Reassure them that everything’s fine.”
“So lie, then.”
“Yes, but maybe don’t say that.”
She took a breath (and hoped he didn’t see) before reaching for the lever when he put a hand on her arm. In the two to three seconds after his fingers tightened around her wrist, Allie had to battle every instinct to reach for the Sig Sauer holstered behind her.
She looked over at him instead and matched his intense gaze. He was taller than her, so she had to tilt her head slightly upward to see his eyes. “What?” she said, injecting just the right amount of annoyance into her voice.
“Don’t tell them anything. About us, why they’re here, and more importantly, where we’re going. The less they know, the more pliable they’ll be. Best-case scenario, remember?”
“Got it.”
“You sure?”
“Yes.”
“In you go, then.”
He removed his hand, and she jerked the lever open and stepped inside before he could say another word.

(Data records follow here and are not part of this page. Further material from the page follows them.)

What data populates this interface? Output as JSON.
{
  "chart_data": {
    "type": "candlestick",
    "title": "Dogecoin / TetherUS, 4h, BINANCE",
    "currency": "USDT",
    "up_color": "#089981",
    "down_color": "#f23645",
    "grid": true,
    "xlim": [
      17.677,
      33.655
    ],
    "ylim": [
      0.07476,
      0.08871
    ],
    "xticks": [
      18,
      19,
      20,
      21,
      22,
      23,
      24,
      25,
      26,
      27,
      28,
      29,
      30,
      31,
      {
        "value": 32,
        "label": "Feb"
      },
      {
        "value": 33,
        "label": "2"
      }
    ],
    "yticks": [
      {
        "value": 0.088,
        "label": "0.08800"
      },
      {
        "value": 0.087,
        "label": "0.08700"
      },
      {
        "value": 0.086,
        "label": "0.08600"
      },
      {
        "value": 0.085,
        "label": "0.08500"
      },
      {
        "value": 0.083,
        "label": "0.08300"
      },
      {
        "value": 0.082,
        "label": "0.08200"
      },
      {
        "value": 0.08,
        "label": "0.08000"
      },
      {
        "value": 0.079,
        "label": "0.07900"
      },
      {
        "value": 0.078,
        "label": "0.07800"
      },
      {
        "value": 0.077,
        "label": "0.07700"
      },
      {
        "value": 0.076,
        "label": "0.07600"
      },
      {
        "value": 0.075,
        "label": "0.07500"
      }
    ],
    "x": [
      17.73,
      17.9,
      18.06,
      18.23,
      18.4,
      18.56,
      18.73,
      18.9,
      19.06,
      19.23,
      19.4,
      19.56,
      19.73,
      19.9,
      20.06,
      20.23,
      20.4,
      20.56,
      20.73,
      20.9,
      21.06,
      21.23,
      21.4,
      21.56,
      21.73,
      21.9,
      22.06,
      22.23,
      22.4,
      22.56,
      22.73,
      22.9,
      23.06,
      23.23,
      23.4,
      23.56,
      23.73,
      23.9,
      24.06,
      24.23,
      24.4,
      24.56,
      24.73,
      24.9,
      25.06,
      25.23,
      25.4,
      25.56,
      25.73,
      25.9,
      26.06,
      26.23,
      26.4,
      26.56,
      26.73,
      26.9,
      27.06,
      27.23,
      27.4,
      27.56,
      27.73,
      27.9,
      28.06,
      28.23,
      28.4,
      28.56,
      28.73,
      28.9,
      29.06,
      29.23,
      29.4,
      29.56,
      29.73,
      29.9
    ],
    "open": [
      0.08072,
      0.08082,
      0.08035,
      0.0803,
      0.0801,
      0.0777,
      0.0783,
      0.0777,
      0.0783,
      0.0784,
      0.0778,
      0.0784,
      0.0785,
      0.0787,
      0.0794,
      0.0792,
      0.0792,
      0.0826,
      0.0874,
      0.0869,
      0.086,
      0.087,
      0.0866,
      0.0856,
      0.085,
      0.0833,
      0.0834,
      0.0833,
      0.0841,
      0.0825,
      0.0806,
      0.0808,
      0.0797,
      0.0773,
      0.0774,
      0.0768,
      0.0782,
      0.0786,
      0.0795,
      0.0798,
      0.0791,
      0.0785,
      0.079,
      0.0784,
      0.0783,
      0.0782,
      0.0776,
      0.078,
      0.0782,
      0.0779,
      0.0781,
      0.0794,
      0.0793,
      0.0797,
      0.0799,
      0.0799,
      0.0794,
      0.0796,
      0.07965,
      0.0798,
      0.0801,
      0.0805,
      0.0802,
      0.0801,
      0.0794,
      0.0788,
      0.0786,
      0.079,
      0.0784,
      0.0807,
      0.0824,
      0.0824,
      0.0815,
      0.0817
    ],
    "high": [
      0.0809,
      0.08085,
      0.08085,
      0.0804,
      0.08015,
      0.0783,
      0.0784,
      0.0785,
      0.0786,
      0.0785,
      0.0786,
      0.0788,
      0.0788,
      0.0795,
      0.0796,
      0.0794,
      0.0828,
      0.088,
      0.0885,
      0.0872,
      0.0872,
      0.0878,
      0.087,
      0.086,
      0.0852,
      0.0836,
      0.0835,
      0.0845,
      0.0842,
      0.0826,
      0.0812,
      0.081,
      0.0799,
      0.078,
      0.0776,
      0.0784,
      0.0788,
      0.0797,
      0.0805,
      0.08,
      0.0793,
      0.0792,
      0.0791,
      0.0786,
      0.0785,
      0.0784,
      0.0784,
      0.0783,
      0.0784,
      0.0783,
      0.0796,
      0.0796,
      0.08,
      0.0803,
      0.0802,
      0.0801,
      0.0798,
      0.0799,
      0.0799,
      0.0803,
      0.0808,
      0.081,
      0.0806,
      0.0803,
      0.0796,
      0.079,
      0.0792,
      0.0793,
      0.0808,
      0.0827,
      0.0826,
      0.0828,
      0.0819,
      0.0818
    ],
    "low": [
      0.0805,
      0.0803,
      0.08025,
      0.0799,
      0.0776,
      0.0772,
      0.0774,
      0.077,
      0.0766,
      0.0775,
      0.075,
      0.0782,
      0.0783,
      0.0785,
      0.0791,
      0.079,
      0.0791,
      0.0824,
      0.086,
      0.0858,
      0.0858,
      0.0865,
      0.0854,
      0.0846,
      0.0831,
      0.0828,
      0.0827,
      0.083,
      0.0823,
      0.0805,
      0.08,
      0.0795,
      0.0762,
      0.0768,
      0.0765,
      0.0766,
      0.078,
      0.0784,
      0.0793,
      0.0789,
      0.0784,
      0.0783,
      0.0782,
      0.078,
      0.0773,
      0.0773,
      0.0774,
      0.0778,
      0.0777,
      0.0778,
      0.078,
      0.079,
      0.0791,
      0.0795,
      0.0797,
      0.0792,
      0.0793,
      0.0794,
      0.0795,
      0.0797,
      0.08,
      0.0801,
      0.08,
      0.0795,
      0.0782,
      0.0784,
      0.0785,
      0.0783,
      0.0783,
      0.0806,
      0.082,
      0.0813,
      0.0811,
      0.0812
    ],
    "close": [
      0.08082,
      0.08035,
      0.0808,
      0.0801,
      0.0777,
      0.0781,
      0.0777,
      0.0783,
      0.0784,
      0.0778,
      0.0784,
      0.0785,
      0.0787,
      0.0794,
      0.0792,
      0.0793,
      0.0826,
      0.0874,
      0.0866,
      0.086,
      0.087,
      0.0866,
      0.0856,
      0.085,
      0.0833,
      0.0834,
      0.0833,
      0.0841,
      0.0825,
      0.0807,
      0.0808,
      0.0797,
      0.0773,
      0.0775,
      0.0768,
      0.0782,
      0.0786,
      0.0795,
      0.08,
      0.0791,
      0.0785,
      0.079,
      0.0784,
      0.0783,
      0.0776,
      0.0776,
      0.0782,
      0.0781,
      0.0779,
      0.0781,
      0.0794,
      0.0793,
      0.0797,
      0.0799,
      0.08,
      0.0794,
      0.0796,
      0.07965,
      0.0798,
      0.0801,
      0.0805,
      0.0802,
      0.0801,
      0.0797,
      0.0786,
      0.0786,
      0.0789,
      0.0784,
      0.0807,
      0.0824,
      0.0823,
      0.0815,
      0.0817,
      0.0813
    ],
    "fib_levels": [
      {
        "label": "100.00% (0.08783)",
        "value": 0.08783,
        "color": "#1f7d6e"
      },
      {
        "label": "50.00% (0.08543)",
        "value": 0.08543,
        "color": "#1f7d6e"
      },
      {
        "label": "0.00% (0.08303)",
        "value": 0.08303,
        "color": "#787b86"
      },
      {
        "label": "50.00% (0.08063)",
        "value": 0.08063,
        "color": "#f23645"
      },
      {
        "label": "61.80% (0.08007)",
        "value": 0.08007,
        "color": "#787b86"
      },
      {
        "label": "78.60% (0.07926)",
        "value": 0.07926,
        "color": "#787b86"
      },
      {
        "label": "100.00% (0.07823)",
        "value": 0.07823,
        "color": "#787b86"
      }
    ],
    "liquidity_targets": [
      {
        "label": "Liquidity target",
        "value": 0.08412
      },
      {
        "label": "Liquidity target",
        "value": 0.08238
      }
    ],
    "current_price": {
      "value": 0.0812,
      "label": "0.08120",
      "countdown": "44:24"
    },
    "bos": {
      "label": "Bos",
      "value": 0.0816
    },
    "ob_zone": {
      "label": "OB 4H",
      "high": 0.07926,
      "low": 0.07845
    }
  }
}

The room smelled of sweat and urine—and, most of all, fear —despite the ventilation and two high windows that were open to allow sunlight and fresh air inside. There was a single squiggly eco-friendly light bulb in the center, and it was just enough to highlight the frightened faces looking back at her—or, at least, the ones who had managed to overcome their terror to look at all. The rest either had their heads turned so that they faced the walls or were leaning into each other’s shoulders.
It took every ounce of willpower Allie had not to turn around and leave the room and shoot every single man outside. The only reason she didn’t was because it wouldn’t have done any good…except lead to her death. And for the occupants of this room, her blaze of glory moment would just be another horrifying ordeal for them to survive.
Stick to the plan. Stick to the plan!
There was nothing inside to make them more comfortable—there was no furniture or even padding on the hard, heavily scratched concrete floor, though it was probably better than where they had been just three hours ago, in the back of the semi. The girl closest to her flinched when something heavy banged! outside the room. A car door slammed, and voices (all male) drifted through the thin slit under the door. The windows might have offered some semblance of hope in the beginning, but the girls would have figured out pretty quickly that they were too high to even reach, much less escape through.
They were staring at her—the most courageous among them and the ones that didn’t care anymore. Their faces were dirty, clothes just as filthy and soiled. They were barefoot, and long hair (almost all of them had long hair) hung from their oval-shaped faces like veils of spaghetti strings, hiding their eyes from her.
Her stomach churned and a sickness washed over her, and the small voice inside her gut had grown louder, yelling at her to Get them out of here! What are you waiting for? Get these poor souls out of here!
But she couldn’t, because she wouldn’t have made it out of the building alive with one of them, never mind all of them. There were too many men and too many guns outside the room, and more out there watching the roads into the place.
No. Her salvation— their salvation—lay ahead of them, farther up the road. All she had to do was stick to the plan, and that meant keeping herself, and them, alive until then.
God, I think I’m going to be sick.
She looked back at the door, at the black shadows moving back and forth across the small slit at the bottom. Someone shouted orders, and people scrambled to obey. The smell of grease and spilled oil threatened to (mercifully) overwhelm the hopelessness inside the room with her.
“Help us,” a small voice said.
She turned around and concentrated on the speaker. The girl was small, or maybe she was just thin from malnutrition. Allie couldn’t imagine how long she had been trapped on this nightmarish trip. Not just her, but all of them.